Auch die Stadtregierungen von Istanbul und Ankara haben Hilfsteams entsandt.
Auch manche Stadtverwaltungen, wie jene von Istanbul oder von Ankara, schicken eigene Teams in die Unglücksregion. Sie berichten dann sehr aktiv per Videos und soziale Medien über ihre Tätigkeiten.
War das mit den vielen privaten Initiativen nach dem grossen Erdbeben von 1999 nicht ganz ähnlich?
Auch damals stemmte die Zivilgesellschaft sehr viel, ja. Doch damals versagte der Staat total, es dauerte drei Tage, bis staatliche Helfer vor Ort waren. Diesmal reagierte der Staat sehr schnell und massiv: Zehntausende staatliche Helfer und die Armee sind vor Ort. Trotzdem ist heute die Aktivität der Zivilgesellschaft ähnlich wie vor 24 Jahren.
Präsident Erdogan ist Verfechter eines starken Zentralstaats. Wie reagiert er auf die dezentralen Hilfsaktionen, die am Staat vorbeioperieren?
Er reagiert verschnupft. Vor allem die Hilfsaktionen aus Istanbul und Ankara stören ihn. Beide Städte werden von der Opposition regiert, und die dortigen Bürgermeister gelten beide als potenzielle Herausforderer Erdogans bei der Präsidentenwahl Mitte Mai.
Die private Hilfe füllt eine Lücke in Gebieten, wo die Helfer des Staates bisher nicht aufgetaucht sind.
Dass sie sich jetzt profilieren und die staatlichen Helfer möglicherweise etwas schlecht aussehen lassen, passt Erdogan gar nicht. Denn die private Hilfe füllt auch eine Lücke in Gebieten, wo die Helfer des Staates bisher nicht aufgetaucht sind.
Geht Erdogan so weit, dass er sogar Hilfe blockiert?

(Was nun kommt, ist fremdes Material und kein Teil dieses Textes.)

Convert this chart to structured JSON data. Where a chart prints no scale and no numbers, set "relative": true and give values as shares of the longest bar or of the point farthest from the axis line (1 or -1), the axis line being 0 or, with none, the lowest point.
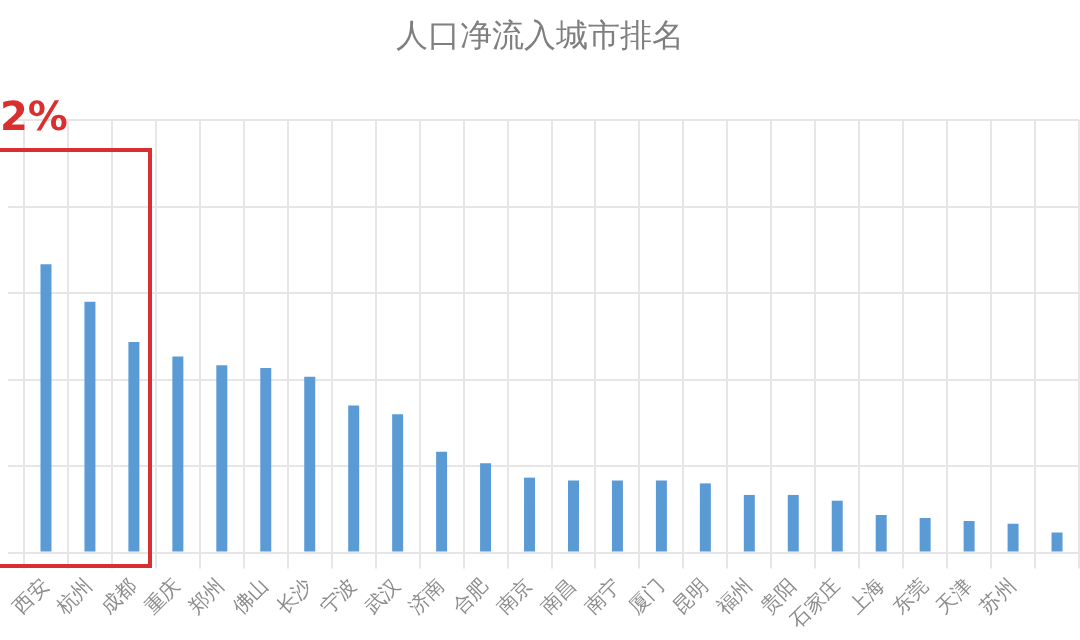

Die Opposition wirft ihm genau das vor, was allerdings schwierig zu überprüfen ist. Die Türkei wurde mitten im Wahlkampf von der Erdbebenkatastrophe getroffen, deshalb stimmt wohl nicht alles, was kolportiert wird. Doch die Tatsache, dass darüber geredet wird, spricht dafür, dass die Regierung von einer gewissen Konkurrenz durch die nicht von ihr kontrollierten Hilfsaktionen ausgeht.
Das politische Ausschlachten von Not gilt als geschmacklos – betreibt da die Opposition nicht ein riskantes Spiel?

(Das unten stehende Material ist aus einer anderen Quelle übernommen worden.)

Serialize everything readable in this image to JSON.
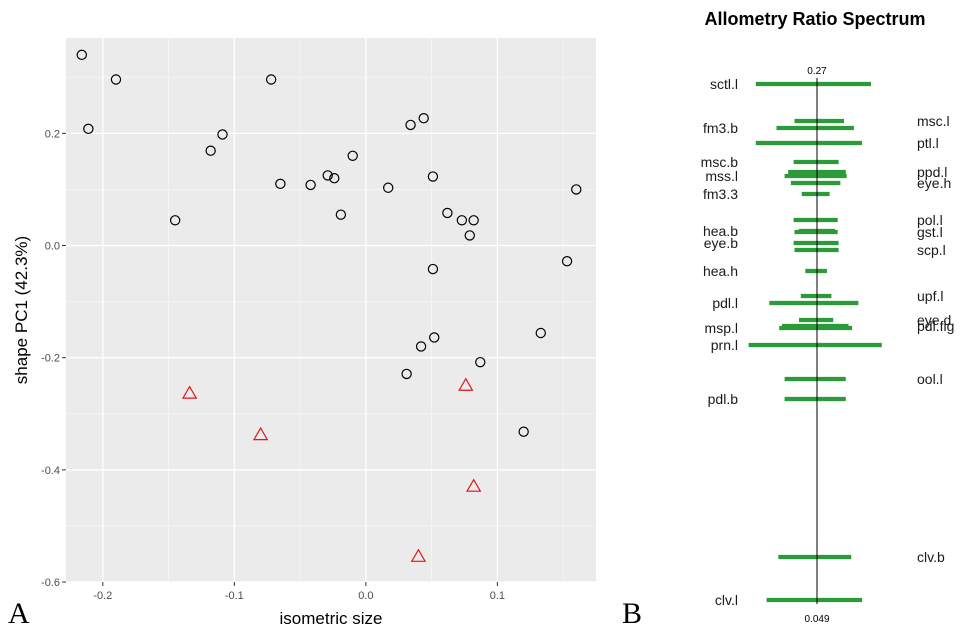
{
  "panels": {
    "a": "A",
    "b": "B"
  },
  "chart_data": [
    {
      "type": "scatter",
      "title": "",
      "xlabel": "isometric size",
      "ylabel": "shape PC1 (42.3%)",
      "xlim": [
        -0.228,
        0.175
      ],
      "ylim": [
        -0.6,
        0.37
      ],
      "xticks": [
        -0.2,
        -0.1,
        0.0,
        0.1
      ],
      "xtick_labels": [
        "-0.2",
        "-0.1",
        "0.0",
        "0.1"
      ],
      "yticks": [
        -0.6,
        -0.4,
        -0.2,
        0.0,
        0.2
      ],
      "ytick_labels": [
        "-0.6",
        "-0.4",
        "-0.2",
        "0.0",
        "0.2"
      ],
      "grid": true,
      "series": [
        {
          "marker": "circle",
          "color": "#000000",
          "points": [
            [
              -0.216,
              0.34
            ],
            [
              -0.19,
              0.296
            ],
            [
              -0.211,
              0.208
            ],
            [
              -0.145,
              0.045
            ],
            [
              -0.118,
              0.169
            ],
            [
              -0.109,
              0.198
            ],
            [
              -0.072,
              0.296
            ],
            [
              -0.065,
              0.11
            ],
            [
              -0.042,
              0.108
            ],
            [
              -0.029,
              0.125
            ],
            [
              -0.024,
              0.12
            ],
            [
              -0.019,
              0.055
            ],
            [
              -0.01,
              0.16
            ],
            [
              0.017,
              0.103
            ],
            [
              0.034,
              0.215
            ],
            [
              0.044,
              0.227
            ],
            [
              0.051,
              0.123
            ],
            [
              0.062,
              0.058
            ],
            [
              0.073,
              0.045
            ],
            [
              0.082,
              0.045
            ],
            [
              0.079,
              0.018
            ],
            [
              0.051,
              -0.042
            ],
            [
              0.052,
              -0.164
            ],
            [
              0.042,
              -0.18
            ],
            [
              0.087,
              -0.208
            ],
            [
              0.031,
              -0.229
            ],
            [
              0.12,
              -0.332
            ],
            [
              0.133,
              -0.156
            ],
            [
              0.153,
              -0.028
            ],
            [
              0.16,
              0.1
            ]
          ]
        },
        {
          "marker": "triangle",
          "color": "#e0161b",
          "points": [
            [
              -0.134,
              -0.264
            ],
            [
              -0.08,
              -0.338
            ],
            [
              0.076,
              -0.25
            ],
            [
              0.082,
              -0.43
            ],
            [
              0.04,
              -0.555
            ]
          ]
        }
      ]
    },
    {
      "type": "bar",
      "title": "Allometry Ratio Spectrum",
      "center_label": "0.27",
      "bottom_label": "0.049",
      "line_color": "#2b9b3a",
      "items": [
        {
          "label": "sctl.l",
          "side": "left",
          "lo": -0.68,
          "hi": 0.6,
          "pos": 84
        },
        {
          "label": "msc.l",
          "side": "right",
          "lo": -0.25,
          "hi": 0.3,
          "pos": 121
        },
        {
          "label": "fm3.b",
          "side": "left",
          "lo": -0.45,
          "hi": 0.41,
          "pos": 128
        },
        {
          "label": "ptl.l",
          "side": "right",
          "lo": -0.68,
          "hi": 0.5,
          "pos": 143
        },
        {
          "label": "msc.b",
          "side": "left",
          "lo": -0.26,
          "hi": 0.24,
          "pos": 162
        },
        {
          "label": "ppd.l",
          "side": "right",
          "lo": -0.32,
          "hi": 0.32,
          "pos": 172
        },
        {
          "label": "mss.l",
          "side": "left",
          "lo": -0.36,
          "hi": 0.33,
          "pos": 176
        },
        {
          "label": "eye.h",
          "side": "right",
          "lo": -0.29,
          "hi": 0.26,
          "pos": 183
        },
        {
          "label": "fm3.3",
          "side": "left",
          "lo": -0.17,
          "hi": 0.14,
          "pos": 194
        },
        {
          "label": "pol.l",
          "side": "right",
          "lo": -0.26,
          "hi": 0.23,
          "pos": 220
        },
        {
          "label": "hea.b",
          "side": "left",
          "lo": -0.2,
          "hi": 0.2,
          "pos": 231
        },
        {
          "label": "gst.l",
          "side": "right",
          "lo": -0.25,
          "hi": 0.23,
          "pos": 232
        },
        {
          "label": "eye.b",
          "side": "left",
          "lo": -0.26,
          "hi": 0.24,
          "pos": 243
        },
        {
          "label": "scp.l",
          "side": "right",
          "lo": -0.25,
          "hi": 0.24,
          "pos": 250
        },
        {
          "label": "hea.h",
          "side": "left",
          "lo": -0.13,
          "hi": 0.11,
          "pos": 271
        },
        {
          "label": "upf.l",
          "side": "right",
          "lo": -0.18,
          "hi": 0.16,
          "pos": 296
        },
        {
          "label": "pdl.l",
          "side": "left",
          "lo": -0.53,
          "hi": 0.46,
          "pos": 303
        },
        {
          "label": "eye.d",
          "side": "right",
          "lo": -0.2,
          "hi": 0.18,
          "pos": 320
        },
        {
          "label": "pdl.fig",
          "side": "right",
          "lo": -0.39,
          "hi": 0.35,
          "pos": 326
        },
        {
          "label": "msp.l",
          "side": "left",
          "lo": -0.42,
          "hi": 0.39,
          "pos": 328
        },
        {
          "label": "prn.l",
          "side": "left",
          "lo": -0.76,
          "hi": 0.72,
          "pos": 345
        },
        {
          "label": "ool.l",
          "side": "right",
          "lo": -0.36,
          "hi": 0.32,
          "pos": 379
        },
        {
          "label": "pdl.b",
          "side": "left",
          "lo": -0.36,
          "hi": 0.32,
          "pos": 399
        },
        {
          "label": "clv.b",
          "side": "right",
          "lo": -0.43,
          "hi": 0.38,
          "pos": 557
        },
        {
          "label": "clv.l",
          "side": "left",
          "lo": -0.56,
          "hi": 0.5,
          "pos": 600
        }
      ]
    }
  ]
}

Riskant ist es auf jeden Fall. So haben sich die prominenten Oppositionspolitiker in den ersten Tagen nach der Katastrophe auffallend stark zurückgehalten. Doch zunehmend legen sie die Zurückhaltung ab – nicht zuletzt deshalb, weil Erdogan seinerseits jetzt auf die Opposition schimpft.

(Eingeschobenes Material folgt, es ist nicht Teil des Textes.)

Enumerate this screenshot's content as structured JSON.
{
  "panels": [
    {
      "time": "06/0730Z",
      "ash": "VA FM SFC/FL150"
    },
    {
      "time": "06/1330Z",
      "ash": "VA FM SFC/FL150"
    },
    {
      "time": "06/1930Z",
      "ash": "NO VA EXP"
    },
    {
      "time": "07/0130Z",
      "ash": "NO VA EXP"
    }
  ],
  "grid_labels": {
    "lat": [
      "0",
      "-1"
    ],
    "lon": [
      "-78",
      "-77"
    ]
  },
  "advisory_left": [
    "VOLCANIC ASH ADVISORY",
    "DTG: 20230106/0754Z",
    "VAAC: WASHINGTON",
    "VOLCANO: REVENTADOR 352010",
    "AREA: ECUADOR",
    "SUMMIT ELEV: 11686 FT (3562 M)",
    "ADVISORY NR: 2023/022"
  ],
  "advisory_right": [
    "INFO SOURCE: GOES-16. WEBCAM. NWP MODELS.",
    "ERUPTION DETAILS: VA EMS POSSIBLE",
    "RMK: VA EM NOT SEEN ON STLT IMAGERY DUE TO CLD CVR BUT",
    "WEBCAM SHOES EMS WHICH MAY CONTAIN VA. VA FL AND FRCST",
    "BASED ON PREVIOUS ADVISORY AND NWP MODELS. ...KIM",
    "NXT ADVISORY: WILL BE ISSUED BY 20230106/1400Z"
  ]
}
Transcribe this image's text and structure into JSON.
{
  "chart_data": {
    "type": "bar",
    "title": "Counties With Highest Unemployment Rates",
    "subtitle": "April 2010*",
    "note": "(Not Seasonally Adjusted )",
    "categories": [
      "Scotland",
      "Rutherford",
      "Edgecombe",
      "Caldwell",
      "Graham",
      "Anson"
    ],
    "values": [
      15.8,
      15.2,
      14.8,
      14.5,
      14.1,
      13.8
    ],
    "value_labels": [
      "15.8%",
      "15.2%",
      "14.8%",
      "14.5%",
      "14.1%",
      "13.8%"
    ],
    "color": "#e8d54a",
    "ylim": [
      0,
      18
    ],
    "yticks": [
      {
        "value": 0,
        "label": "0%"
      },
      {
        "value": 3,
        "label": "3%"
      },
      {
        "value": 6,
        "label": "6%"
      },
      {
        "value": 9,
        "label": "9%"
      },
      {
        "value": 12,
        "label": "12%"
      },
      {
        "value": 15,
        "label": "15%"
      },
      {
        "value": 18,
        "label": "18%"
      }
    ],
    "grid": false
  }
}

Zusammenfassend: Wie gut hat die Regierung das Rettungsmanagement im Griff?
Sie hat es in grossen Teilen durchaus im Griff. Doch sie macht es sich selber schwer, indem sie von einem Unfehlbarkeitsanspruch ausgeht. Gestern sagte Erdogan, die Lage verbessere sich laufend. Sein Finanzminister sprach heute von einer Rückkehr zur Normalität.
Menschen müssen in Autos schlafen, haben nichts zu essen oder warten auf Bagger, um ihre Verwandten auszugraben.
Doch das entspricht keineswegs dem, was die Türkinnen und Türken sehen: In der Katastrophenregion liegen viele Erdbebenopfer auf der Strasse, Menschen müssen in Autos schlafen, haben nichts zu essen, warten auf Bagger, um ihre Verwandten auszugraben und hoffen noch immer, Überlebende zu finden. Diese Diskrepanz schadet der Regierung.
Das Gespräch führte Roger Brändlin.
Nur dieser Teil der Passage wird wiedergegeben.